Kenya’s Fanisi Capital Launches Fund II

Kenya’s Fanisi Capital Launches Fund II

Kenya-based private equity firm, Fanisi Capital, has launched its second fund – Fanisi Capital Fund II, a closed-end, 10-year growth fund looking to raise a total of up to US$100 million to invest in agribusiness, consumer goods, education, and healthcare in Kenya, Rwanda, Tanzania, and Uganda.

The firm plans to raise US$40 million of the total corpus locally with the balance being raised from international investors.

“We are essentially involved in building African businesses and African value chains, and have done so successfully in the past,” said Ayisi Makatiani managing partner and CEO of Fanisi Capital. “This is why local investors are especially keen to put money into our fund.”

Will The IFC Board be on Board?

The Board of the International Finance Corporation (IFC), a part of the World Bank Group, is reportedly considering committing up to $7.5 million to Fanisi’s Fund II, according to Africa Capital Digest.

However, beyond a commitment of capital, the IFC is also looking to supply Fanisi with advisory services including the sourcing of experts in the field of due diligence, as well as other teams that will be responsible for ensuring environmental, sustainability, and best practices standards are being met, and to help the firm’s portfolio management companies grow topline revenue.

These actions have yet to be approved, however, Africa Capital Digest reports that the IFC Board is scheduled to meet on November 3 at which time it is expected that it will vote on and approve the commitment.

Building on Fund I

Founded in 2009 by the Norwegian Investment Fund for Developing Countries (Norfund) and Amani Capital Limited, Fanisi has invested in companies that are post revenue and that have demonstrated a profitable future in the agribusiness, healthcare, energy, natural resources, consumer and education spaces according to the company’s website.

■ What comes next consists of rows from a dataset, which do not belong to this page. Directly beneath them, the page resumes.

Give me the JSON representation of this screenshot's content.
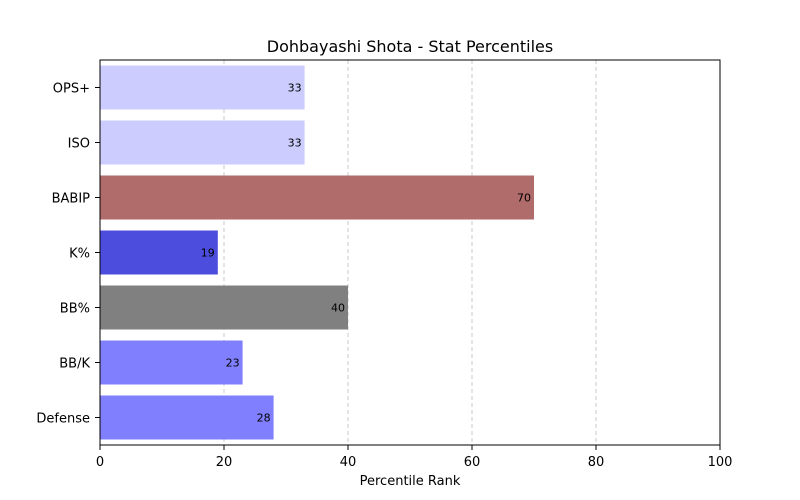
{
  "chart_data": {
    "type": "bar",
    "orientation": "horizontal",
    "title": "Dohbayashi Shota - Stat Percentiles",
    "xlabel": "Percentile Rank",
    "ylabel": "",
    "xlim": [
      0,
      100
    ],
    "xticks": [
      0,
      20,
      40,
      60,
      80,
      100
    ],
    "grid": "x-dashed",
    "categories": [
      "OPS+",
      "ISO",
      "BABIP",
      "K%",
      "BB%",
      "BB/K",
      "Defense"
    ],
    "values": [
      33,
      33,
      70,
      19,
      40,
      23,
      28
    ],
    "colors": [
      "#ccccff",
      "#ccccff",
      "#b06b6b",
      "#4d4ddd",
      "#808080",
      "#8080ff",
      "#8080ff"
    ]
  }
}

The launch of Fund II follows on the firm’s first fund, the US$50 million Fanisi Venture Capital Fund S.C.A, SCIAV-SIF, which makes direct investments into segments that have traditionally been considered outside of the mainstream venture capital space in East Africa. Launched in 2010 and fully invested in 2015, the portfolio of Fund I includes Haltons Pharmacy, Kijenge Animal Products in Arusha, Tanzania, ProDev/Minimex Group in Rwanda and European Foods Africa Ltd (EFAL) among others.

“Fanisi Fund II will essentially build on the success of Fund I, allowing us to positively impact even more African businesses and help drive the regional economy forward,” said Tony Wainaina. Fanisi Capital Managing Partner reports Capital Business.